For me, writers like Harris and Richard Dawkins show what happens when the doubt we cherish becomes not the attendant of truth, but the only truth in which we have faith.  I love the Robert Weston reading we shared earlier, but I’ve always wanted to point out the danger that if our whole loyalty is given to doubt, then the acid that eats away the false will just keep eating, and we’ll be left with nothing but acid.  That isn’t enough. 

In a UUWorld interview, Sam Harris says that certainty is the breeding ground of fanaticism and terror—yet he’s very certain that there is no power, process, or purpose guiding the Universe along its evolutionary path.  For the “new atheists,” there is only one way of knowing.  We live in a purely material, purely mechanical universe in which all meaning, value, and sense of narrative is artificially constructed by human beings.  They believe in nothing with all the fervor of religious fundamentalism’s belief in a jealous, angry, rule-obsessed and punitive God. 

Many if not most of us rejected that kind of God long ago.  I walked away from that idea as a 19-year-old college freshman and spent years assuming that anyone who mentioned the word God was talking about the understanding of God I had as a teenager.  Meanwhile, the grownups I wouldn’t talk to stopped believing in that God, too.  They believed in an impersonal process of creativity and destruction.  Or they believed in a power of justice that aligns itself with the oppressed and urges us to do the same.  Or they believed in the simultaneous evolution of consciousness, matter and energy from the moment of the Big Bang until the present and into the future toward one another.  Or they believed in a vast, all-encompassing fabric of being in which each of us is a thread interwoven with countless other threads, affecting and affected by every other thread which has ever been part of the fabric. 

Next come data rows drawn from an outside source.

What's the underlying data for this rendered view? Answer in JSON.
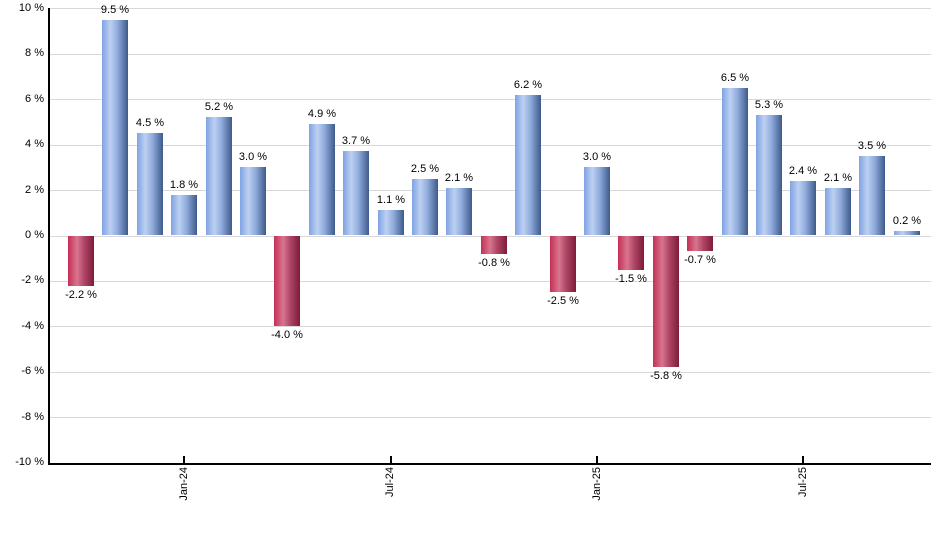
{
  "chart_data": {
    "type": "bar",
    "title": "",
    "xlabel": "",
    "ylabel": "",
    "ylim": [
      -10,
      10
    ],
    "y_tick_step": 2,
    "grid": "horizontal",
    "legend": "none",
    "values": [
      -2.2,
      9.5,
      4.5,
      1.8,
      5.2,
      3.0,
      -4.0,
      4.9,
      3.7,
      1.1,
      2.5,
      2.1,
      -0.8,
      6.2,
      -2.5,
      3.0,
      -1.5,
      -5.8,
      -0.7,
      6.5,
      5.3,
      2.4,
      2.1,
      3.5,
      0.2
    ],
    "data_labels": [
      "-2.2 %",
      "9.5 %",
      "4.5 %",
      "1.8 %",
      "5.2 %",
      "3.0 %",
      "-4.0 %",
      "4.9 %",
      "3.7 %",
      "1.1 %",
      "2.5 %",
      "2.1 %",
      "-0.8 %",
      "6.2 %",
      "-2.5 %",
      "3.0 %",
      "-1.5 %",
      "-5.8 %",
      "-0.7 %",
      "6.5 %",
      "5.3 %",
      "2.4 %",
      "2.1 %",
      "3.5 %",
      "0.2 %"
    ],
    "y_tick_labels": [
      "10 %",
      "8 %",
      "6 %",
      "4 %",
      "2 %",
      "0 %",
      "-2 %",
      "-4 %",
      "-6 %",
      "-8 %",
      "-10 %"
    ],
    "x_ticks": [
      {
        "label": "Jan-24",
        "bar_index": 3
      },
      {
        "label": "Jul-24",
        "bar_index": 9
      },
      {
        "label": "Jan-25",
        "bar_index": 15
      },
      {
        "label": "Jul-25",
        "bar_index": 21
      }
    ],
    "colors": {
      "positive_gradient": [
        "#7fa3e2",
        "#bdd0f2",
        "#8fabdc",
        "#3d5a8b"
      ],
      "negative_gradient": [
        "#c52e57",
        "#d8758d",
        "#b04667",
        "#7d1c39"
      ],
      "gridline": "#d8d8d8",
      "axis": "#000000",
      "label_text": "#000000",
      "background": "#ffffff"
    }
  }
}
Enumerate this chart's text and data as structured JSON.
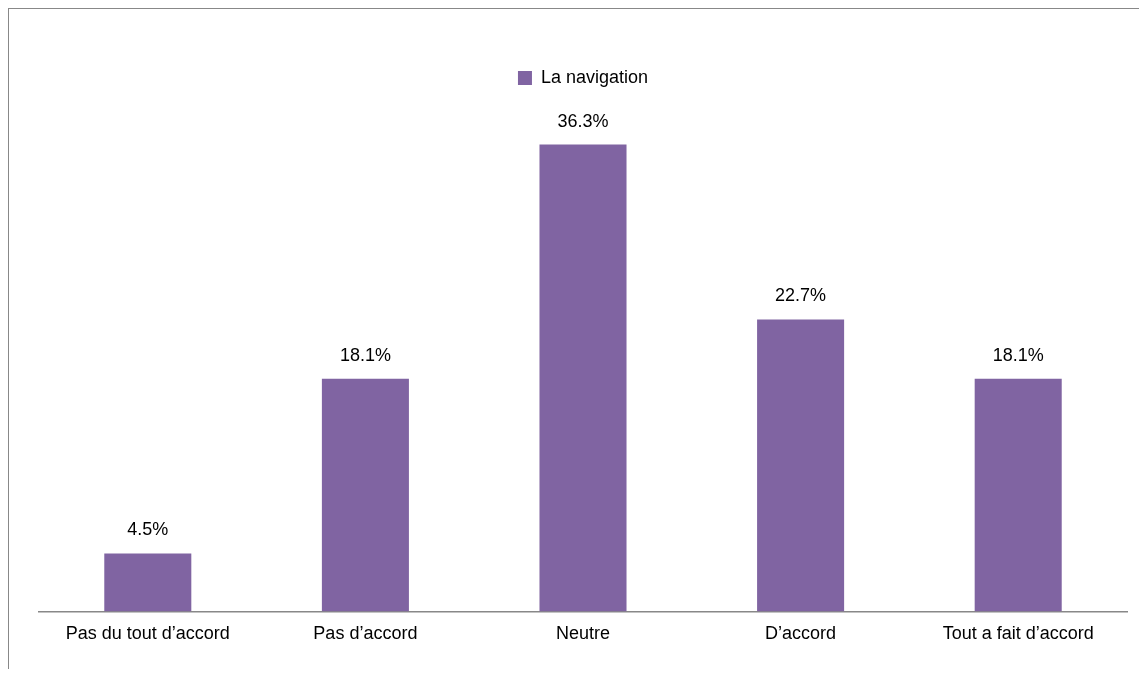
{
  "chart_data": {
    "type": "bar",
    "categories": [
      "Pas du tout d’accord",
      "Pas d’accord",
      "Neutre",
      "D’accord",
      "Tout a fait d’accord"
    ],
    "series": [
      {
        "name": "La navigation",
        "color": "#8064a2",
        "values": [
          4.5,
          18.1,
          36.3,
          22.7,
          18.1
        ],
        "value_labels": [
          "4.5%",
          "18.1%",
          "36.3%",
          "22.7%",
          "18.1%"
        ]
      }
    ],
    "legend": "top"
  }
}
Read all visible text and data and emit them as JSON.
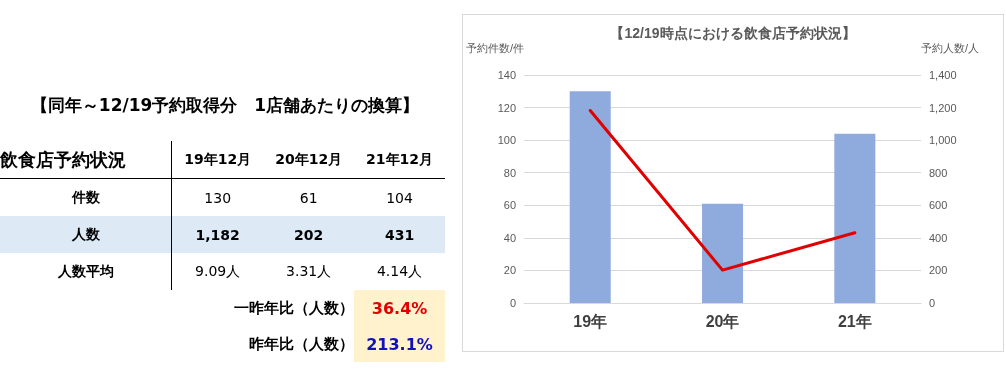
{
  "chart_data": [
    {
      "type": "other",
      "title": "【同年～12/19予約取得分　1店舗あたりの換算】",
      "xlabel": "飲食店予約状況",
      "categories": [
        "19年12月",
        "20年12月",
        "21年12月"
      ],
      "y_categories": [
        "件数",
        "人数",
        "人数平均"
      ],
      "cell_labels": [
        [
          "130",
          "61",
          "104"
        ],
        [
          "1,182",
          "202",
          "431"
        ],
        [
          "9.09人",
          "3.31人",
          "4.14人"
        ]
      ],
      "annotations": [
        "一昨年比（人数）",
        "36.4%",
        "昨年比（人数）",
        "213.1%"
      ]
    },
    {
      "type": "bar",
      "title": "【12/19時点における飲食店予約状況】",
      "ylabel": "予約件数/件",
      "y2label": "予約人数/人",
      "categories": [
        "19年",
        "20年",
        "21年"
      ],
      "series": [
        {
          "type": "bar",
          "color": "#8faadc",
          "values": [
            130,
            61,
            104
          ]
        },
        {
          "type": "line",
          "axis": "y2",
          "color": "#e00000",
          "values": [
            1182,
            202,
            431
          ]
        }
      ],
      "ylim": [
        0,
        140
      ],
      "yticks": [
        0,
        20,
        40,
        60,
        80,
        100,
        120,
        140
      ],
      "y2lim": [
        0,
        1400
      ],
      "y2ticks": [
        0,
        200,
        400,
        600,
        800,
        {
          "value": 1000,
          "label": "1,000"
        },
        {
          "value": 1200,
          "label": "1,200"
        },
        {
          "value": 1400,
          "label": "1,400"
        }
      ],
      "grid": "y",
      "marker": "none",
      "line_style": "solid"
    }
  ]
}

While I am the other hand was busy believing in nothing. 

I’ve changed my mind.  I don’t think “religion poisons everything”; I think bad religion poisons some things.  I don’t think faith is the enemy of humankind, but I know that it matters what we have faith in.  I don’t think that God is necessarily a delusion.  Religion, like science, is a way of understanding the deepest truths of the universe, truths that are so vast and complex that no single person can ever be expected to grasp them all at once.  I am skeptical of the claim that any single theory, scientific or mythological, is likely ever to sufficiently explain the entirety of existence for all human beings.  We need different ways of knowing, and religion and science both need to be subject to constant criticism, revision, and correction.  Holding that assumption and that commitment with regard to religion has been the special mission of our faith tradition for hundreds of years.  It is our religious heritage. 

So let us cherish our doubts—but let us also cherish our faith.  They need each other, and we need them both.